GNB Voc-Tech Plans to Create "Green Energy Classroom"
With help from a major industry partner, GNB Voc-Tech will be creating a type of green energy classroom to expose students to a variety of new technologies.
“We’re really excited about the project,” said James W. Igoe, the Facilities Manager at GNB Voc-Tech. “It’s going to expose our students to a whole range of green energy all at once – wind, geothermal, photovoltaic, and co-generation.”
In the first stage of the project, the school will use geothermal energy to naturally cool off water from two large fish tanks. The school will sink four wells of at least 50 feet in depth. It then will slowly run water from the two 1,000-gallon fish tanks through a pipe that runs into and out of each of the wells. Water from the fish tanks will never actually touch the groundwater; it will only run through pipe. The series of wells will act as heat exchangers to cool the water to 52 degrees, the year-round temperature at that depth.
“The geothermal potential here is perfect for cooling water,” said Mr. Igoe. “The groundwater at that depth is 52 degrees, year-round.” Some people mistakenly believe that geothermal energy can only be used to heat water, he added.
He said the school will stock the tanks with fish that tolerate colder water.
In the second stage of the project, the school will operate the pumps that circulate the fish tank water with energy from its 3 kilowatt wind turbine, photovoltaic panels attached to the school, and a 74 kilowatt micro turbine donated to the school by Siemens Industry Inc. The micro turbine, worth approximately $75,000, is a co-generation system that will be located in the school’s Steam Engineering program.
In the final stage of the project, the school will hook up the entire system to a kiosk display designed by Siemens and located near the Welcome Center of the school. The kiosk will allow students to track and compare the efficiency of the various technologies.
“The real point here is not to generate energy,” said Mr. Igoe. “It’s to teach our students about green energy.”
Mr. Igoe says Voc-Tech students and teachers are involved in all aspects of the project. Engineering students have assisted with the conceptual design of the project. Electrical students will do electrical wiring for the project. Environmental Science and Technology students will continue to maintain and monitor the fish tanks.
Mr. Igoe said he hopes the wells will be sunk during the summer, with the project fully operational by the fall.
Two years ago, the school erected a 30-foot vertical axis wind turbine outside of its Automotive Technology program. Last summer, it added photovoltaic cells to part of its outer walls. Both of those projects were funded through a comprehensive energy program conducted by Siemens, a worldwide leader in energy systems.
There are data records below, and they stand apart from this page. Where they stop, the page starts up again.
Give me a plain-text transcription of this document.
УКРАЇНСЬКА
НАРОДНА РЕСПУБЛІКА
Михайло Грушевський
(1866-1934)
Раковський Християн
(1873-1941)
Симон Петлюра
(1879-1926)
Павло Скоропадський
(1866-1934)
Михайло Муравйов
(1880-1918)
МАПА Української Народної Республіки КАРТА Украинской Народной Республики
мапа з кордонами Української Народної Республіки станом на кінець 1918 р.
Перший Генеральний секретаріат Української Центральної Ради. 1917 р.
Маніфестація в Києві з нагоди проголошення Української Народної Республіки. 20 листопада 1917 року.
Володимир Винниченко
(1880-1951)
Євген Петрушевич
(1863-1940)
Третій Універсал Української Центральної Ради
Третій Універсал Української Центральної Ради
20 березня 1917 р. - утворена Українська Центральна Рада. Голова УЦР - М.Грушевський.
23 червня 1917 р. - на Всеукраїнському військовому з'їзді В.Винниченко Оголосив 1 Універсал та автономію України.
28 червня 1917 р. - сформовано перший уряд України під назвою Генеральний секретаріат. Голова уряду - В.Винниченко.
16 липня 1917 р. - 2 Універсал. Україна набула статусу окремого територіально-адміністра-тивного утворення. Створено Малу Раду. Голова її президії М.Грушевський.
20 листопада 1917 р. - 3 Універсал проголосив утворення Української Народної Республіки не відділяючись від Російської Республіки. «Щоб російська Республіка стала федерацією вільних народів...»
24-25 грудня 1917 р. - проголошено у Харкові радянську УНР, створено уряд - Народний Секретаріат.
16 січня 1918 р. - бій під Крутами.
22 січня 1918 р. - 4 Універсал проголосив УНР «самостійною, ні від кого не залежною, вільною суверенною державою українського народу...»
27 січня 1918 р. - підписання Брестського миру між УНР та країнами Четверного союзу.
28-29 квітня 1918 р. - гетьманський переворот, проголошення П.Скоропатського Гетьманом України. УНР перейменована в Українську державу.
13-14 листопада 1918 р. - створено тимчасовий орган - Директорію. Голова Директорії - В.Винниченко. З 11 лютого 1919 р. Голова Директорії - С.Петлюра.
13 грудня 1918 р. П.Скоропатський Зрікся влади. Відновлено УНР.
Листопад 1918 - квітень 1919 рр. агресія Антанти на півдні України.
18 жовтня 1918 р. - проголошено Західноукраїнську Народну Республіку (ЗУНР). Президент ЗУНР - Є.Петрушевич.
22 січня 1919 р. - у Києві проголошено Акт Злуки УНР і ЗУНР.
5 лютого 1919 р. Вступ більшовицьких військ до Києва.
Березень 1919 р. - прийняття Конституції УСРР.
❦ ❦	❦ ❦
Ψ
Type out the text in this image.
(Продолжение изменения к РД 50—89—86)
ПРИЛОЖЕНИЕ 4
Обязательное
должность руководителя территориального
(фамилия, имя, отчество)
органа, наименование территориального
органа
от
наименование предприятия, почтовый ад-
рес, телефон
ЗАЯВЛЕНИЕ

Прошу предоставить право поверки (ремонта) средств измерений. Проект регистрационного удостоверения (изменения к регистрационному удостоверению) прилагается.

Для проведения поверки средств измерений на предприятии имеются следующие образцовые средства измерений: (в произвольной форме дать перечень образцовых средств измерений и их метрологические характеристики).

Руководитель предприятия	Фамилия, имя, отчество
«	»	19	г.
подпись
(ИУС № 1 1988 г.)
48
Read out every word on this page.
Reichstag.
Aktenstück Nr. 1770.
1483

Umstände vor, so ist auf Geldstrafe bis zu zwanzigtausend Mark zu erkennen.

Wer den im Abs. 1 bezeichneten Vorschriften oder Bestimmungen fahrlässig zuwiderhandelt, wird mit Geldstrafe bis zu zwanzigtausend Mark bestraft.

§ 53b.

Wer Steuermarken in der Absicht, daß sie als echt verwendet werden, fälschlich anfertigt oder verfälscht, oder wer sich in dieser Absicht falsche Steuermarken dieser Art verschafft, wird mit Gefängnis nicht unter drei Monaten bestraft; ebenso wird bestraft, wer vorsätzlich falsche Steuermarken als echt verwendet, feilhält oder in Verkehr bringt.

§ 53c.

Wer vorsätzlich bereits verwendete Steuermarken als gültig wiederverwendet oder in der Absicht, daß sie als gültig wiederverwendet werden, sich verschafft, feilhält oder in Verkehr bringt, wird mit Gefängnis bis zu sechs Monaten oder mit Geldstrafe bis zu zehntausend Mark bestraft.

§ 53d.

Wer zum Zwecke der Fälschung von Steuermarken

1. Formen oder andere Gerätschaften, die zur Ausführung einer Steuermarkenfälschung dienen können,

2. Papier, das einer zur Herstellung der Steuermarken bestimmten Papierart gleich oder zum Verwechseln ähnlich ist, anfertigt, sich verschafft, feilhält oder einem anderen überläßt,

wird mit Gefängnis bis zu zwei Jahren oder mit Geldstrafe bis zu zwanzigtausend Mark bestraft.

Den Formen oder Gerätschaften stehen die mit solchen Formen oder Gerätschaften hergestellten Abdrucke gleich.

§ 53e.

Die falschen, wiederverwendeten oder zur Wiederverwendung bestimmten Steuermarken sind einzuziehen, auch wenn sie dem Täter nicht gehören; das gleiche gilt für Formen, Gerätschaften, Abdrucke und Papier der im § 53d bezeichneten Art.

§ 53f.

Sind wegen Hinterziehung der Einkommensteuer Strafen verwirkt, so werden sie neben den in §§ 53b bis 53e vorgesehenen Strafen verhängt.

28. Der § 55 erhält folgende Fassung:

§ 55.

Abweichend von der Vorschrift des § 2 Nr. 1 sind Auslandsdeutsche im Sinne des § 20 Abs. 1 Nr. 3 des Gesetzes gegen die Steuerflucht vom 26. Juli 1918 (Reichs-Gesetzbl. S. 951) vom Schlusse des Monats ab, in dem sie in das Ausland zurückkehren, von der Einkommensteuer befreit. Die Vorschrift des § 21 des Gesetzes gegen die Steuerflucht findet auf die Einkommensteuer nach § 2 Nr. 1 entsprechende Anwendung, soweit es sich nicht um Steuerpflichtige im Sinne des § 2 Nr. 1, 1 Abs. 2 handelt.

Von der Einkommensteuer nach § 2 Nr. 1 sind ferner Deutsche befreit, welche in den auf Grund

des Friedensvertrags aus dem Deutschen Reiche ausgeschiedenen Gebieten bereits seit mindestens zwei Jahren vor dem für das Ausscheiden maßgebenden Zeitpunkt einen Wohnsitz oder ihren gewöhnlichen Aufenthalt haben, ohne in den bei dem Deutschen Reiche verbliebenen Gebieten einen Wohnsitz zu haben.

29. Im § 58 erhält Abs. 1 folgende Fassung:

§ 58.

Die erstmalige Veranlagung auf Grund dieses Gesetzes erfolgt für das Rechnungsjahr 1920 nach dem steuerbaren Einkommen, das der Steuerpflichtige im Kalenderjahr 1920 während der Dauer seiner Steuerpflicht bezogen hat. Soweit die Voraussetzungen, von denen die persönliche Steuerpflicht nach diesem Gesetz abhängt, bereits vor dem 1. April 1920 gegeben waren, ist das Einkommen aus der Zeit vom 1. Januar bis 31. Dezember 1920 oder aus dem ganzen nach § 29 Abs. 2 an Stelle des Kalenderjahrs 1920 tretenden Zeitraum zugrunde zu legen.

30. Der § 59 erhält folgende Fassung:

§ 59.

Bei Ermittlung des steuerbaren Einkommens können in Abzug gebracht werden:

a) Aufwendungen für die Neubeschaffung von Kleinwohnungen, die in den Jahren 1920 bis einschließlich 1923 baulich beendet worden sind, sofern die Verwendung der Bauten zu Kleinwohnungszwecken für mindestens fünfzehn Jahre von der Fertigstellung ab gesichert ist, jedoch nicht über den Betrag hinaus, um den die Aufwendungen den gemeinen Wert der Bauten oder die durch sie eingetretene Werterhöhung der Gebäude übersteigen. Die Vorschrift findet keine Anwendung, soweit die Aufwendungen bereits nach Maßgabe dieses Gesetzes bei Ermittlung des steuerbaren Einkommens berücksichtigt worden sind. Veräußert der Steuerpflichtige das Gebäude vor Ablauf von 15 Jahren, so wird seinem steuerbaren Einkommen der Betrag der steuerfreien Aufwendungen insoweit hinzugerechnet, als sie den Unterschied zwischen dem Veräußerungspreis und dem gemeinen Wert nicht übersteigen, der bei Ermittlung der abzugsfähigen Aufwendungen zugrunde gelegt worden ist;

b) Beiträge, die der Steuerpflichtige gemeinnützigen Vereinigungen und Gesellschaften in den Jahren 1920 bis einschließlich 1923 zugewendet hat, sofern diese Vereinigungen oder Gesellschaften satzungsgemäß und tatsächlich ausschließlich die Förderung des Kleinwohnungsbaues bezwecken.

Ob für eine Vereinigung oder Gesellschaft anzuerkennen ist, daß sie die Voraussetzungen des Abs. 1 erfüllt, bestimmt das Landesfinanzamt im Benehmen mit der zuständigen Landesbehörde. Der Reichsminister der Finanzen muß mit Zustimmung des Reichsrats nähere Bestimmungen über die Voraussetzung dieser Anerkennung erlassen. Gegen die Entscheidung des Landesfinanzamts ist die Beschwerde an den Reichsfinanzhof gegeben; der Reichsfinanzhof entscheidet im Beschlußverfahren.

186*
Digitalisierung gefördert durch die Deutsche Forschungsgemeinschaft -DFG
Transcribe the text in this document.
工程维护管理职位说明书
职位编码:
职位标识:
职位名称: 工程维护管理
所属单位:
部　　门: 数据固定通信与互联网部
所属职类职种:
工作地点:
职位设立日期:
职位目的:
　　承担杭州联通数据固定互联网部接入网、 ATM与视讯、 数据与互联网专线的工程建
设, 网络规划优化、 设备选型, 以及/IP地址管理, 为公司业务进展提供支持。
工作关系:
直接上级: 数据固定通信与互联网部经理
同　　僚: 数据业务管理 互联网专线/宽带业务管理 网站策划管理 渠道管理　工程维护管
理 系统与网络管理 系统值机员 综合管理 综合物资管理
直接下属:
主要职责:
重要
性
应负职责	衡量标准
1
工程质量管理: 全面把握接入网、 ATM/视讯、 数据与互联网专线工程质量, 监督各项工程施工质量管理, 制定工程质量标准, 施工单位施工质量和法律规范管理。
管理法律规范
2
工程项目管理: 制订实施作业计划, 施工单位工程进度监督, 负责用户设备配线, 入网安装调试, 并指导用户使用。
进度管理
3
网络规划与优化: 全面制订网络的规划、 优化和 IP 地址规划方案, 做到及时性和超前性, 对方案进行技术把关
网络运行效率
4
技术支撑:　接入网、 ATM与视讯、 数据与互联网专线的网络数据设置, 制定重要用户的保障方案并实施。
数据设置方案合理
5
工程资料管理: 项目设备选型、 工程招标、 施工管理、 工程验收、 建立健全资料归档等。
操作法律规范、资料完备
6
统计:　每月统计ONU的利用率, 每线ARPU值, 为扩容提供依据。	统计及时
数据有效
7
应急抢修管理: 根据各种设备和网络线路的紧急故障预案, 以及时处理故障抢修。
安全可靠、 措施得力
As Facilities Manager at GNB Voc-Tech, Mr. Igoe took the lead role in these projects.
GNB Voc-Tech provides career and technical education as well as academic instruction to more than 2,100 students from Dartmouth, Fairhaven, and New Bedford. It offers nearly30 career majors, ranging from Architectural Drafting and Electrical Technology to Engineering Technology and Steam Engineering.
GNB Voc-Tech is an accredited member of the New England Association of Schools and Colleges (NEASC).
Greater New Bedford Voc-Tech
Greater New Bedford Regional Vocational Technical High School is a public, four-year vocational technical high school for young men and women. With an enrollment of more than 2,000 students. GNB Voc-Tech is one of the largest vocational-technical high schools in Massachusetts. It serves the communities of New Bedford, Dartmouth and Fairhaven, Massachusetts.
The school's roots date back more than a century, to the creation of the New Bedford Independent Industrial School in 1908. When it opened in 1909, the school served only 59 students, all from New Bedford. Over the years, the school built a reputation for excellence by providing quality vocational and academic programs. In 1918, its name was changed to New Bedford Vocational School. In 1946, it became New Bedford Vocational High School. In 1955, it became the first vocational high school to be accredited by the New England Association of Schools and Colleges.
In 1972, voters in New Bedford, Dartmouth and Fairhaven approved the establishment of a regional vocational school district and construction of a regional vocational school. In 1977, Greater New Bedford Regional Vocational Technical High School was opened.
Today, the school sits on a beautiful 48-acre campus in the North End of New Bedford, Massachusetts.